代謝拮抗薬とは・・・
代謝拮抗薬(たいしゃきっこうやく、antimetabolite)とは、生物の代謝において代謝物質の利用を阻害・拮抗する物質である。代謝拮抗剤ともいう。
作用
代謝拮抗薬は、一般的に代謝物質と化学構造が類似しており、代謝過程に組み込まれるが正常な機能を果たさないため、代謝を阻害する。代謝拮抗薬の存在は、細胞の成長や分裂を妨げるため、細胞にとって有害となる。この作用を利用し、病原性微生物に対する抗菌薬や、悪性腫瘍(がん)細胞に対する抗悪性腫瘍薬として臨床で用いられている。
抗菌薬
抗菌薬としては、サルファ薬が代表的である。葉酸成生合成系に必要なパラアミノ安息香酸(PABA)に構造が似ており、競合阻害(酵素の活性部位に結合して基質の結合を阻害する)してジヒドロプロテイン酸の合成を妨げる。これにより、プリンとチミジンを新しく合成する機能が停止するため、病原性微生物のDNA合成とRNA合成を阻害し、菌の増殖を抑制して菌を減らすことができる。
抗悪性腫瘍薬
抗悪性腫瘍薬としては、プリン代謝拮抗薬のメルカプトリン、ピリミジン代謝拮抗薬のフルオロウラシル、葉酸代謝拮抗薬のメトトレキサートなどが挙げられる。

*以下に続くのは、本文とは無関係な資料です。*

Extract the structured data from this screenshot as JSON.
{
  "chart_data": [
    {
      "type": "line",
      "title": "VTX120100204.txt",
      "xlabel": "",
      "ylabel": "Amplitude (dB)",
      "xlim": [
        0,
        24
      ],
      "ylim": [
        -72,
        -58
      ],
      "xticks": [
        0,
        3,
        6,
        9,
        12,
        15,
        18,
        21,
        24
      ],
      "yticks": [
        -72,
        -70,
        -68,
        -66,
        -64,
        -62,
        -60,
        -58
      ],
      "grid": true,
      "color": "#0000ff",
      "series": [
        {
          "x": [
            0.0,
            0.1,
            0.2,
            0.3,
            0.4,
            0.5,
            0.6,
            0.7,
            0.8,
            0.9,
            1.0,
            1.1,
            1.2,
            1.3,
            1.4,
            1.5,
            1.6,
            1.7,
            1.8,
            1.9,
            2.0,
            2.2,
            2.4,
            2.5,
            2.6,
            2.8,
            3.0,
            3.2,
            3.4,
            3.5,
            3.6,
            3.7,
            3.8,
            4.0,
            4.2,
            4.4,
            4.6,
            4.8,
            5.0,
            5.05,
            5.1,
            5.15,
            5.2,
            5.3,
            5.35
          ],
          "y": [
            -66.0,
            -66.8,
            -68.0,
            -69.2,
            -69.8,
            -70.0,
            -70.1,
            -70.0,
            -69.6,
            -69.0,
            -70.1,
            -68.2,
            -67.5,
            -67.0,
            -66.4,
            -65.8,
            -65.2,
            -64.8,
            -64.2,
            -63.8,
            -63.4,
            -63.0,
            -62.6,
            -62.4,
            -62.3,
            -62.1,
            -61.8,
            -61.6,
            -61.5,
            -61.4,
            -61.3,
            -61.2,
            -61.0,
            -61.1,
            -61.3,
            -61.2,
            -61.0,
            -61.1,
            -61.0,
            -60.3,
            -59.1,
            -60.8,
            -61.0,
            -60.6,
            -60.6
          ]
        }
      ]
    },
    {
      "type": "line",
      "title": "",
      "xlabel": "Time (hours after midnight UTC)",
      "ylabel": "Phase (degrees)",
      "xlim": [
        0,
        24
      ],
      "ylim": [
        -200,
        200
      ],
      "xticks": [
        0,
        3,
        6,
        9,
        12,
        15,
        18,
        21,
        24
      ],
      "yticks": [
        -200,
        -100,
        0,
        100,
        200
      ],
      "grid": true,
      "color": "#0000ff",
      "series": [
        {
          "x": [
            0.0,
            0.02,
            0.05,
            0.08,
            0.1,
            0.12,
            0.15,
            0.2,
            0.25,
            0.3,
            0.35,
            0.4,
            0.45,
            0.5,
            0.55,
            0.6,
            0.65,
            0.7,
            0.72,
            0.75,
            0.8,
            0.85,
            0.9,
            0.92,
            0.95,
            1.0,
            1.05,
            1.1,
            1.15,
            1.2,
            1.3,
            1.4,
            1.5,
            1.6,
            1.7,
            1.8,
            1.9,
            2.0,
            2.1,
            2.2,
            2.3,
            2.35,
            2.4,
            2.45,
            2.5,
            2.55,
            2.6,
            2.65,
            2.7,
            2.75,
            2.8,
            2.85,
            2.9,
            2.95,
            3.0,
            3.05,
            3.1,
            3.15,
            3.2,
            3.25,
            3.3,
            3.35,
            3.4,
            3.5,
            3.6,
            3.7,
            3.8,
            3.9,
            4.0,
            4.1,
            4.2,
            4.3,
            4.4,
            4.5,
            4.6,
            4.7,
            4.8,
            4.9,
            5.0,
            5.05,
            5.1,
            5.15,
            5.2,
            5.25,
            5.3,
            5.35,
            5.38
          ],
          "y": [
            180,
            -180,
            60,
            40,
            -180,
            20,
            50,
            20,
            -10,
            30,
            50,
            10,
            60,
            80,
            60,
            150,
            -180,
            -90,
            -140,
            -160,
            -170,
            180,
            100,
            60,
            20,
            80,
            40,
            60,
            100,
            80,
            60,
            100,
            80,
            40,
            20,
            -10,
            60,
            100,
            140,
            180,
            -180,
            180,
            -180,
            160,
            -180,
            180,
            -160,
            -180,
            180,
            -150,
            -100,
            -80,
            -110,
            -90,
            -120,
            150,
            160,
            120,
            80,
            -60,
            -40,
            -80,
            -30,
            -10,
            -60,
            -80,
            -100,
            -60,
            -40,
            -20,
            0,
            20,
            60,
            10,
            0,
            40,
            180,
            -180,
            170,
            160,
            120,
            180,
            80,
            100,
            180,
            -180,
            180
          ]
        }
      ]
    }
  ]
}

プリン・ピリミジン代謝拮抗薬はDNAを構成するプリンやピリミジンを代謝拮抗、葉酸代謝拮抗薬は葉酸を核酸合成に必須な活性型葉酸に還元させる酵素の働きを阻止することで、それぞれDNA生合成を阻害して細胞の成長や分裂を停止させる。これらの薬剤は正常細胞にも作用するが、正常細胞に比して悪性腫瘍細胞は分裂期間が長いため、正常細胞より悪性腫瘍細胞により多く効果を発揮する。